For an IoT project with our customer we work with multiple factories sending data from multiple devices to the Azure IoT hub. We extract the last package every minute for each factory and device and store this data in a CosmosDb. Goal is to build reporting on the various parameters for every device over time.
The document we store in CosmosDb is around 1Kb. If we take 100 factories into account, each containing 100 devices, and every minute 1 package is stored for these devices, then after one year we will have collected around 5Tb of data.
This is quite expensive storage. The data that is stored is readonly and will not be updated. So I was exploring the analytical store to offload the data. The storage of the analytical store is 10x cheaper.

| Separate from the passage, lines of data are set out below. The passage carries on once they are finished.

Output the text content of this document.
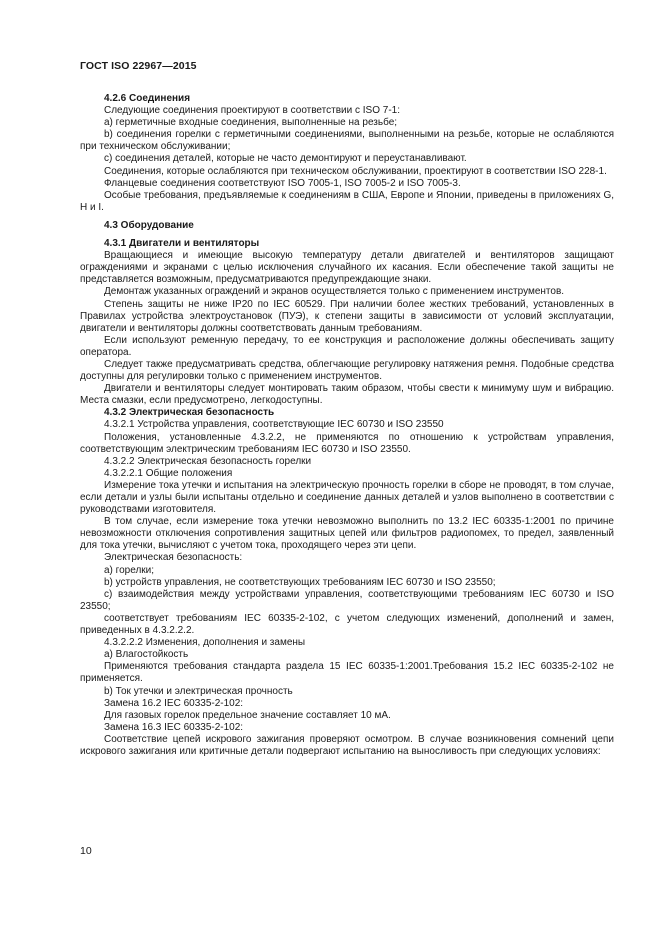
ГОСТ ISO 22967—2015
4.2.6 Соединения

Следующие соединения проектируют в соответствии с ISO 7-1:

a) герметичные входные соединения, выполненные на резьбе;

b) соединения горелки с герметичными соединениями, выполненными на резьбе, которые не ослабляются при техническом обслуживании;

c) соединения деталей, которые не часто демонтируют и переустанавливают.

Соединения, которые ослабляются при техническом обслуживании, проектируют в соответствии ISO 228-1.

Фланцевые соединения соответствуют ISO 7005-1, ISO 7005-2 и ISO 7005-3.

Особые требования, предъявляемые к соединениям в США, Европе и Японии, приведены в приложениях G, H и I.

4.3 Оборудование
4.3.1 Двигатели и вентиляторы

Вращающиеся и имеющие высокую температуру детали двигателей и вентиляторов защищают ограждениями и экранами с целью исключения случайного их касания. Если обеспечение такой защиты не представляется возможным, предусматриваются предупреждающие знаки.

Демонтаж указанных ограждений и экранов осуществляется только с применением инструментов.

Степень защиты не ниже IP20 по IEC 60529. При наличии более жестких требований, установленных в Правилах устройства электроустановок (ПУЭ), к степени защиты в зависимости от условий эксплуатации, двигатели и вентиляторы должны соответствовать данным требованиям.

Если используют ременную передачу, то ее конструкция и расположение должны обеспечивать защиту оператора.

Следует также предусматривать средства, облегчающие регулировку натяжения ремня. Подобные средства доступны для регулировки только с применением инструментов.

Двигатели и вентиляторы следует монтировать таким образом, чтобы свести к минимуму шум и вибрацию. Места смазки, если предусмотрено, легкодоступны.

4.3.2 Электрическая безопасность

4.3.2.1 Устройства управления, соответствующие IEC 60730 и ISO 23550

Положения, установленные 4.3.2.2, не применяются по отношению к устройствам управления, соответствующим электрическим требованиям IEC 60730 и ISO 23550.

4.3.2.2 Электрическая безопасность горелки

4.3.2.2.1 Общие положения

Измерение тока утечки и испытания на электрическую прочность горелки в сборе не проводят, в том случае, если детали и узлы были испытаны отдельно и соединение данных деталей и узлов выполнено в соответствии с руководствами изготовителя.

В том случае, если измерение тока утечки невозможно выполнить по 13.2 IEC 60335-1:2001 по причине невозможности отключения сопротивления защитных цепей или фильтров радиопомех, то предел, заявленный для тока утечки, вычисляют с учетом тока, проходящего через эти цепи.

Электрическая безопасность:

a) горелки;

b) устройств управления, не соответствующих требованиям IEC 60730 и ISO 23550;

c) взаимодействия между устройствами управления, соответствующими требованиям IEC 60730 и ISO 23550;

соответствует требованиям IEC 60335-2-102, с учетом следующих изменений, дополнений и замен, приведенных в 4.3.2.2.2.

4.3.2.2.2 Изменения, дополнения и замены

a) Влагостойкость

Применяются требования стандарта раздела 15 IEC 60335-1:2001.Требования 15.2 IEC 60335-2-102 не применяется.

b) Ток утечки и электрическая прочность

Замена 16.2 IEC 60335-2-102:

Для газовых горелок предельное значение составляет 10 мА.

Замена 16.3 IEC 60335-2-102:

Соответствие цепей искрового зажигания проверяют осмотром. В случае возникновения сомнений цепи искрового зажигания или критичные детали подвергают испытанию на выносливость при следующих условиях:

10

I have enabled the synapse link on my CosmosDb and container. I created a synapse workspace and connected to the CosmosDb as a connected service.
Now I tried to query the data using the SQL Serverless pool. But even a simple query showing only 1 or 2 columns of only a few records is taking several seconds to return.
So I am wondering if this is the normal behaviour? If this is the case, then the analytical store doesn't seem to be a good candidate for doing live reporing in a webportal.
For our particular use case we ended up with using Azure Data Explorer. This resource is perfect for ingesting timebased IoT telemetry data. Querying 25 million records, performing grouping (on timespans) and aggregation on these groups is done in less than 0.3 seconds.